Snacking at night is not a problem on it’s own. Some red flags may be raised depending on WHAT is eaten, and HOW it’s eaten.
Eating excessive amounts at night
I often see kids and teens who eat a large amount of their daily nutrient intake at night. This is usually an indication that they’re not eating enough throughout the day. They need to make up their body’s needs at night! We call this “backloading” – where eating at the “back end” of the day (night) helps meet their nutritional needs.
This is problematic because it usually means they’re not eating well throughout the day. Their energy may be fluctuating, body functions may get out of whack, and they’re essentially in a state of restriction.
Additionally, their eating behavior at night may feel out of control and cause distress, leading to further restriction the following day.
Sneaking or hiding food
When kids and teens feel shame or guilt for eating they often turn to sneaking or hiding their food intake. This is worrisome. We don’t want eating to be associated with negative feelings (like guilt) as that leads to problematic eating habits. Read more about sneaking food here.
Evening snack ideas
Here are some ideas for evening snacks. The amount needed for satisfaction will vary depending on time since dinner, activity level in the afternoon or evening, and amount eaten during the day. Allow your adolescent’s hunger to lead the way.
Cereal & milk
Popcorn & mixed nuts trail mix
Chocolate milk and PBJ sandwich
Dinner leftovers or lunch prep
Waffles and Nutella
Fruit & yogurt smoothie
Cinnamon bun, grapes, and yogurt
Peanut butter and banana
Cheese and crackers
Evening snacks are an important eating time for adolescents. They don’t have to be fancy, but they do need to be tasty and enjoyable. This can be a great time to hang out with your tween or teen and model eating as more than the nutritional content of food.

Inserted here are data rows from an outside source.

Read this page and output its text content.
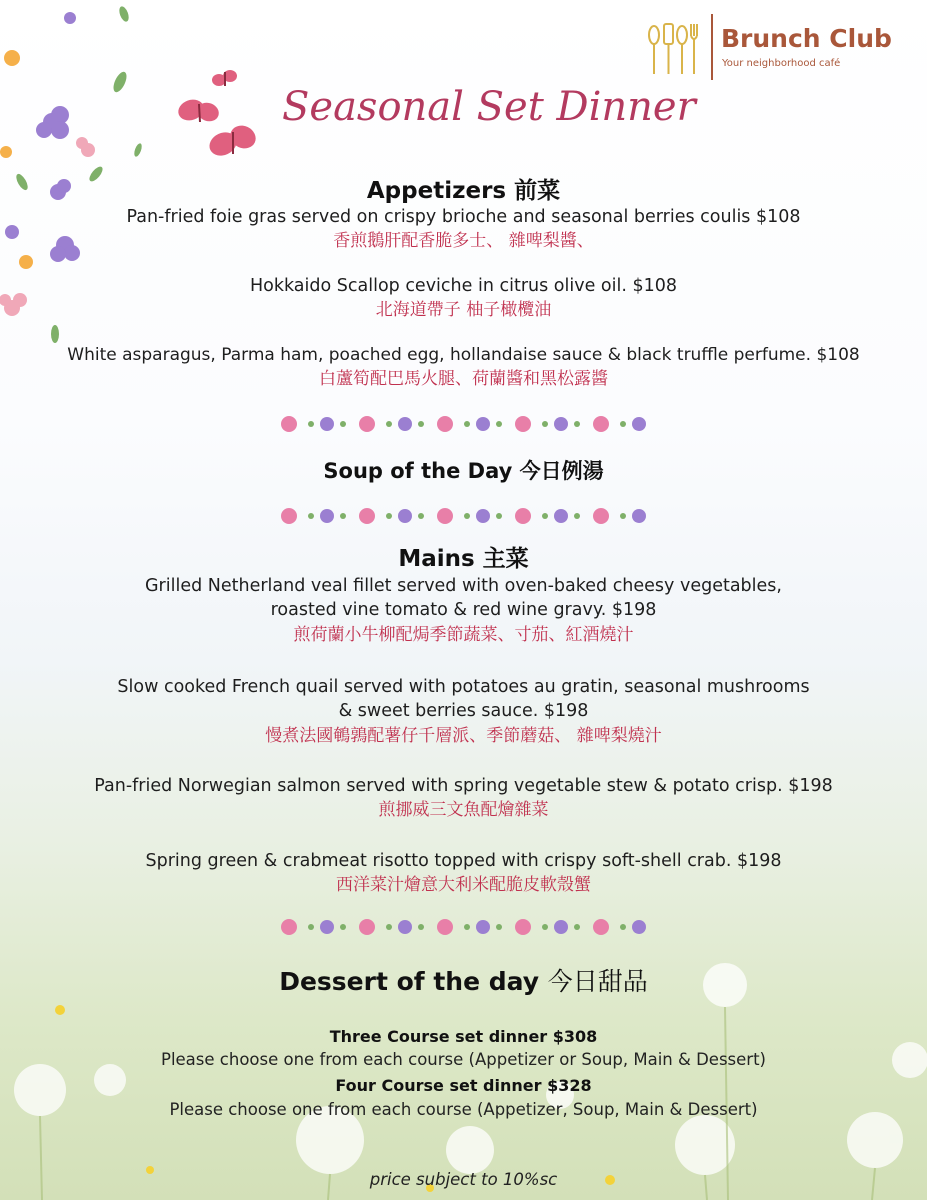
Brunch Club
Your neighborhood café
Seasonal Set Dinner
Appetizers 前菜
Pan-fried foie gras served on crispy brioche and seasonal berries coulis $108
香煎鵝肝配香脆多士、 雜啤梨醬、
Hokkaido Scallop ceviche in citrus olive oil. $108
北海道帶子 柚子橄欖油
White asparagus, Parma ham, poached egg, hollandaise sauce & black truffle perfume. $108
白蘆筍配巴馬火腿、荷蘭醬和黑松露醬
Soup of the Day 今日例湯
Mains 主菜
Grilled Netherland veal fillet served with oven-baked cheesy vegetables,
roasted vine tomato & red wine gravy. $198
煎荷蘭小牛柳配焗季節蔬菜、寸茄、紅酒燒汁
Slow cooked French quail served with potatoes au gratin, seasonal mushrooms
& sweet berries sauce. $198
慢煮法國鵪鶉配薯仔千層派、季節蘑菇、 雜啤梨燒汁
Pan-fried Norwegian salmon served with spring vegetable stew & potato crisp. $198
煎挪威三文魚配燴雜菜
Spring green & crabmeat risotto topped with crispy soft-shell crab. $198
西洋菜汁燴意大利米配脆皮軟殼蟹
Dessert of the day 今日甜品
Three Course set dinner $308
Please choose one from each course (Appetizer or Soup, Main & Dessert)
Four Course set dinner $328
Please choose one from each course (Appetizer, Soup, Main & Dessert)
price subject to 10%sc
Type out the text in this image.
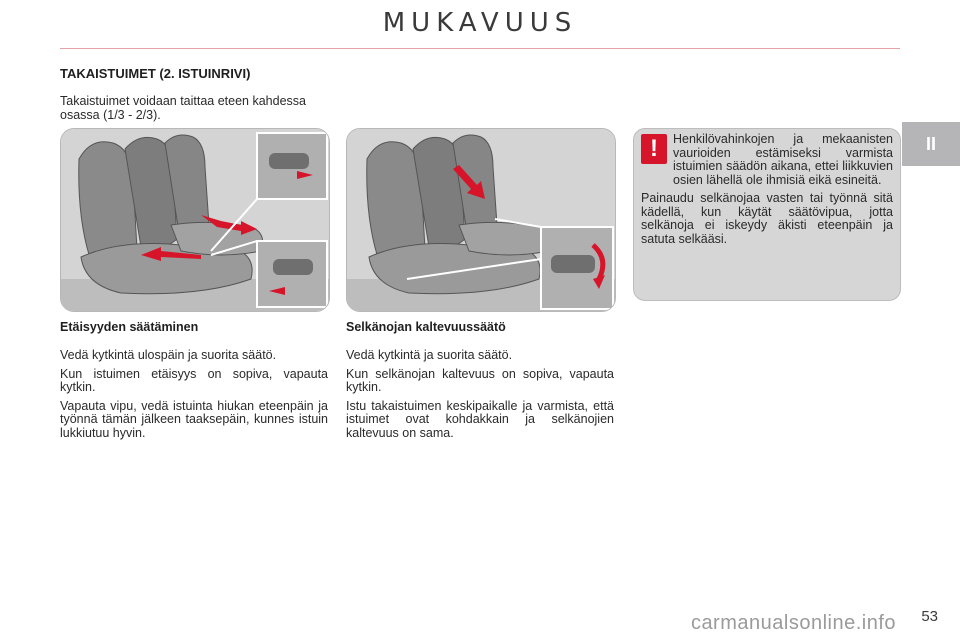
MUKAVUUS
II
TAKAISTUIMET (2. ISTUINRIVI)
Takaistuimet voidaan taittaa eteen kahdessa osassa (1/3 - 2/3).
Etäisyyden säätäminen

Vedä kytkintä ulospäin ja suorita säätö.

Kun istuimen etäisyys on sopiva, vapauta kytkin.

Vapauta vipu, vedä istuinta hiukan eteenpäin ja työnnä tämän jälkeen taaksepäin, kunnes istuin lukkiutuu hyvin.

Selkänojan kaltevuussäätö

Vedä kytkintä ja suorita säätö.

Kun selkänojan kaltevuus on sopiva, vapauta kytkin.

Istu takaistuimen keskipaikalle ja varmista, että istuimet ovat kohdakkain ja selkänojien kaltevuus on sama.

!	Henkilövahinkojen ja mekaanisten vaurioiden estämiseksi varmista istuimien säädön aikana, ettei liikkuvien osien lähellä ole ihmisiä eikä esineitä.

Painaudu selkänojaa vasten tai työnnä sitä kädellä, kun käytät säätövipua, jotta selkänoja ei iskeydy äkisti eteenpäin ja satuta selkääsi.

carmanualsonline.info 53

Watch out for signs of problematic behaviors, including eating excessive amounts or eating in secret.
And set the expectation that adolescents clean up after themselves! Many parents tell me they’re hesitant about their kids eating at night because of the mess left behind.
With modeling and discussion, you can help your adolescent enjoy a satisfying snack that sets them up for a good relationship with food and their body.